Entrevista: Judas

por Leonardo Vinhas

“Pois então peço essa licença de abdicar dessa herança / de ser de quem me criou imagem e semelhança”. Quem canta isso é Judas, não o personagem bíblico, mas o imaginado por Adalberto Rabelo Filho, ex-Numismata, um paulista radicado em Brasília que encontrou na moda de viola uma estética para fazer a música pop que lhe apetecia fazer. “É um som caipira tocado por quem cresceu dentro do rock, por quem tem outras influências que não a moda de viola”, diz Adalberto, por telefone. Ele conta que teve “uma epifania” ao chegar à capital federal, levando-o a repensar suas composições. Como letrista, Adalberto compôs para Vespas Mandarinas (quase todas as canções do disco de estreia dos paulistas), Cérebros Eletrônicos, Banzé e Vivendo do Ócio.

Embora se note seu estilo nos trabalhos “terceirizados”, o universo do Judas é muito claro e bastante específico em sua delimitação: solidão, tomada de decisões difíceis e obstinação são uma constante e, seja como for, cada um é responsável por seus atos e pelas consequências.
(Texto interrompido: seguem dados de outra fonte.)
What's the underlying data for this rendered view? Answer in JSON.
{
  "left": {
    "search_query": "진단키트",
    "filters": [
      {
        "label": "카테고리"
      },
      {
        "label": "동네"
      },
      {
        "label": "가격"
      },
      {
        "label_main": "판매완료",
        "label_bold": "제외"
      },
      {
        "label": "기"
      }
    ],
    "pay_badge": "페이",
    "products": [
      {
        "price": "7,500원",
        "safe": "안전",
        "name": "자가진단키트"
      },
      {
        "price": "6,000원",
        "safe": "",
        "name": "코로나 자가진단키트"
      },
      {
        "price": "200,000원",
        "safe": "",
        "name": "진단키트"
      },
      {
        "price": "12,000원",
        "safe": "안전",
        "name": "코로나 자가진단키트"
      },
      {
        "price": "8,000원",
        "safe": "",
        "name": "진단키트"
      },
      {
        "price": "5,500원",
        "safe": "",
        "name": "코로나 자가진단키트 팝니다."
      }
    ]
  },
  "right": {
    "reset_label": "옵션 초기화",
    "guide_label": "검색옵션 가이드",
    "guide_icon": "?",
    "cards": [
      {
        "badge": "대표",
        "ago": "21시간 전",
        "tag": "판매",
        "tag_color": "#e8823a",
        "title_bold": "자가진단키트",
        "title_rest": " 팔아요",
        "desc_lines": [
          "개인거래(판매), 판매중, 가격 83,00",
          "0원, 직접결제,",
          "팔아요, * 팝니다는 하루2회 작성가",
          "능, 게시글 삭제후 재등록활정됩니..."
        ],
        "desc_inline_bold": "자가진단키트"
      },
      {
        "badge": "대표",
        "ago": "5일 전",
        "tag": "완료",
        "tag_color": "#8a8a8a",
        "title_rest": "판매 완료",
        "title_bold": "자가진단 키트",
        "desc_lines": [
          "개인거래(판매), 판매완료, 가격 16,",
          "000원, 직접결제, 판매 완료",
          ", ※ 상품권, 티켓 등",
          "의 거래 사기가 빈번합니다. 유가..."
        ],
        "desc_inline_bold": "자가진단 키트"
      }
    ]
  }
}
É assim que o nome Judas faz especial sentido, especialmente sem versos como “o bem não está no céu / o mal também não está na serpente / os dois estão é dentro da gente / destilando o seu fel”, de “Cobra Criada”, faixa que conta com Pio Lobato Dillo Araújo nas guitarras (Siba toca rabeca em “Lugar Público”) e presente no álbum “Nonada”, de 2014 (ouça no Soundcloud).
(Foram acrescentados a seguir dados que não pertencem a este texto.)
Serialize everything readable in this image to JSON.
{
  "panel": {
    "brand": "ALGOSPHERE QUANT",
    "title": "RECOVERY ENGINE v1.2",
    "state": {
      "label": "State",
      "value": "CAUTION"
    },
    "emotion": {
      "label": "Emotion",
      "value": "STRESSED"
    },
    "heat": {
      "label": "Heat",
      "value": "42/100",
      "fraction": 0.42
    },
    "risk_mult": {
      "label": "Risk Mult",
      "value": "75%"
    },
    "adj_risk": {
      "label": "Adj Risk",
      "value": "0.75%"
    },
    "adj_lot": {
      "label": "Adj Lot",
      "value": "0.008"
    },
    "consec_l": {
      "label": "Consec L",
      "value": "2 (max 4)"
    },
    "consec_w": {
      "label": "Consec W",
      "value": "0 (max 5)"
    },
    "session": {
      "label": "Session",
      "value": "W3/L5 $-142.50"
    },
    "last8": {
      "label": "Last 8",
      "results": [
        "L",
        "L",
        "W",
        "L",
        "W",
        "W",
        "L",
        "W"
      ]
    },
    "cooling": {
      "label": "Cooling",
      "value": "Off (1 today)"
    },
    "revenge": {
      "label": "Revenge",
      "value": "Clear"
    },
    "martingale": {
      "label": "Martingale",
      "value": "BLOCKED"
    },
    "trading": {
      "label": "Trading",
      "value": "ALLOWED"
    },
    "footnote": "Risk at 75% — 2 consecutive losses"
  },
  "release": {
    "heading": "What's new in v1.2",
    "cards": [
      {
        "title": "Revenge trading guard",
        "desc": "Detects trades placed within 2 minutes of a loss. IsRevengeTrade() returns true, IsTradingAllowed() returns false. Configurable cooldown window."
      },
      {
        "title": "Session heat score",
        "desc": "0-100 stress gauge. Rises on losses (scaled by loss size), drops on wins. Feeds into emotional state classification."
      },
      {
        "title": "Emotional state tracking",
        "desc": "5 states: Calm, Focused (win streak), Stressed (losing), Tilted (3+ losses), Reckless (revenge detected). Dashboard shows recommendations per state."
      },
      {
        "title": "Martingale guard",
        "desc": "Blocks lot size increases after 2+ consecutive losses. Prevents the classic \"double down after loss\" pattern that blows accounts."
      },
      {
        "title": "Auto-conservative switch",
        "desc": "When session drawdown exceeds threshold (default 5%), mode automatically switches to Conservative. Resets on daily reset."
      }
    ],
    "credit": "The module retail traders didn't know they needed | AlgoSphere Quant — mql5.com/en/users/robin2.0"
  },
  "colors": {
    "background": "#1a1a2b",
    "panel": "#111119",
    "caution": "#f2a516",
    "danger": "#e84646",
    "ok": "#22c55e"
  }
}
A sonoridade da banda acaba ecoando essa temática, com a viola caipira de Fábio Miranda determinando a dinâmica instrumental que permite que o pop da banda soe tão agreste e rústico quanto roqueiro. Há ecos de blues e até um skazinho aparece incidentalmente, mas a linguagem é claramente rural – a partir de uma perspectiva urbana. Além de Adalberto e Fabio, a formação conta com Bruno Cesar Araújo e Carlos Beleza (guitarra), Pedro Souto (baixo), Augusto Coaracy (bateria), Hélio Miranda (teclado) e Pedro Vaz (percussão). Mas foi com Adalberto que conversamos para que Judas tivesse outra oportunidade de se explicar.
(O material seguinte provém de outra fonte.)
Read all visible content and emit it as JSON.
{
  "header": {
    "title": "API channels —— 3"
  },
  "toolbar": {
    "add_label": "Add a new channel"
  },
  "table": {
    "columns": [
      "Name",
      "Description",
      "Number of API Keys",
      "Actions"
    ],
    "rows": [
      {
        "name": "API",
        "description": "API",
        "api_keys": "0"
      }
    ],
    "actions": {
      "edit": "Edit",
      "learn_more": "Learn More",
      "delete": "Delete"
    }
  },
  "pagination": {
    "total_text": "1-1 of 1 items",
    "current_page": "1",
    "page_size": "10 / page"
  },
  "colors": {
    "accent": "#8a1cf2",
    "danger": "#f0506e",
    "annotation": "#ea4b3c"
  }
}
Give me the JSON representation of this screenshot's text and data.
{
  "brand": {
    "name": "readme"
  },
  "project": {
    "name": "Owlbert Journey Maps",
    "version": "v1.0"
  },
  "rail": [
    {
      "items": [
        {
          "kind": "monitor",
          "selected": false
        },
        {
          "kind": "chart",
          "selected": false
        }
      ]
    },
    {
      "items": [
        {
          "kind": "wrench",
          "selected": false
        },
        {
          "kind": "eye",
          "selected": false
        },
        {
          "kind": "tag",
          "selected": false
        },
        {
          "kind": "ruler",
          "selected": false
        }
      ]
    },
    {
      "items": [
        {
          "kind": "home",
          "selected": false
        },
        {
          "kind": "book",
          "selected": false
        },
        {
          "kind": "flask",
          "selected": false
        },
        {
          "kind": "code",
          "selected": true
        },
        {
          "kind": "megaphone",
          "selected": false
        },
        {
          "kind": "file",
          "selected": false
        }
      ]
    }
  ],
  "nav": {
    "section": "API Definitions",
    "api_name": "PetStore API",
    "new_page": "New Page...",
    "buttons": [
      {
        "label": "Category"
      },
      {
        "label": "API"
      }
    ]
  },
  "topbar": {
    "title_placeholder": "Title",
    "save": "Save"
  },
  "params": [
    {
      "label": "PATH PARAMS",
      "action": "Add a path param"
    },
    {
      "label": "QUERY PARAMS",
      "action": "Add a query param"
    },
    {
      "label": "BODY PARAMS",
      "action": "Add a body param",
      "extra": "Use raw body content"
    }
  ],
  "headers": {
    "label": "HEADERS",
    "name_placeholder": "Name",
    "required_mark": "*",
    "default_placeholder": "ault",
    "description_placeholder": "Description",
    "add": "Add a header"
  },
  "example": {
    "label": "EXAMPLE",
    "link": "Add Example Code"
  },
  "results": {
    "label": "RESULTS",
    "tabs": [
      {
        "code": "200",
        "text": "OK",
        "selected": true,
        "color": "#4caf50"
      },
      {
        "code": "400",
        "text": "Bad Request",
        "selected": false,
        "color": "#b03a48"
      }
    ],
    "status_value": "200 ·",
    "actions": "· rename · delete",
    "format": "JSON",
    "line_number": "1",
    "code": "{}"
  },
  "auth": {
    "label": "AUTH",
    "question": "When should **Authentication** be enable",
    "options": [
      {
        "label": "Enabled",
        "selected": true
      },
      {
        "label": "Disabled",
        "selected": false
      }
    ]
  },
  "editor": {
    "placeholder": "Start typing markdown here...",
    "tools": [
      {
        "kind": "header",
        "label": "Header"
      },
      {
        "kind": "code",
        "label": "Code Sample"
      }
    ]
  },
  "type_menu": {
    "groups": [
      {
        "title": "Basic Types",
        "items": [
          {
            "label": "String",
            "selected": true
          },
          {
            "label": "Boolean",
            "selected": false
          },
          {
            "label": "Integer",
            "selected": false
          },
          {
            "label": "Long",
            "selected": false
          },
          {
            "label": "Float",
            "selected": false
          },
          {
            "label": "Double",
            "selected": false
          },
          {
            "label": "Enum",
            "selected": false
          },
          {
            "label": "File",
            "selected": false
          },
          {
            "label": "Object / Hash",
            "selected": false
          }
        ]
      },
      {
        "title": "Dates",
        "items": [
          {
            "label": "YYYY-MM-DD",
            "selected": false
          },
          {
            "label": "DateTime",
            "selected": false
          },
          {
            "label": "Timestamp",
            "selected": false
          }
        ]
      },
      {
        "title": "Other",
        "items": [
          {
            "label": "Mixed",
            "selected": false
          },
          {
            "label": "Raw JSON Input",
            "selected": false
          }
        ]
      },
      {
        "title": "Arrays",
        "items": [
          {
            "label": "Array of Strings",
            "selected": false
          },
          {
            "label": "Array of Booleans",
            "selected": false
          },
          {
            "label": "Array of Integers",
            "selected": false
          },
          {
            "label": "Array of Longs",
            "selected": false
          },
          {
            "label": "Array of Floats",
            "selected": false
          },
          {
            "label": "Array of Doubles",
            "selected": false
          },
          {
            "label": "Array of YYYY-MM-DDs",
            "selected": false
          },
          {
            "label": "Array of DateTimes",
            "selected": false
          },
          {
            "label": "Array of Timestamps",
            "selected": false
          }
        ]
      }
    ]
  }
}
Sendo paulistano, de onde veio essa opção pela música caipira como estética da música que você faz agora?
Em São Paulo eu tinha uma banda chamada Numismata, que tinha elementos de samba, e nenhuma relação com o que faço hoje. Quando vim para Brasília, rolou essa epifania, porque aqui tem os lugares vastos, sertão e tal, e esse cenário me resgatou para uma coisa mais rural, mais paulista até, que é a música caipira. Foi só aqui que eu vi as intersecções que ela tem, principalmente com o blues, que também é uma música rural. E as paisagens e o entorno trazem essa coisa da solidão…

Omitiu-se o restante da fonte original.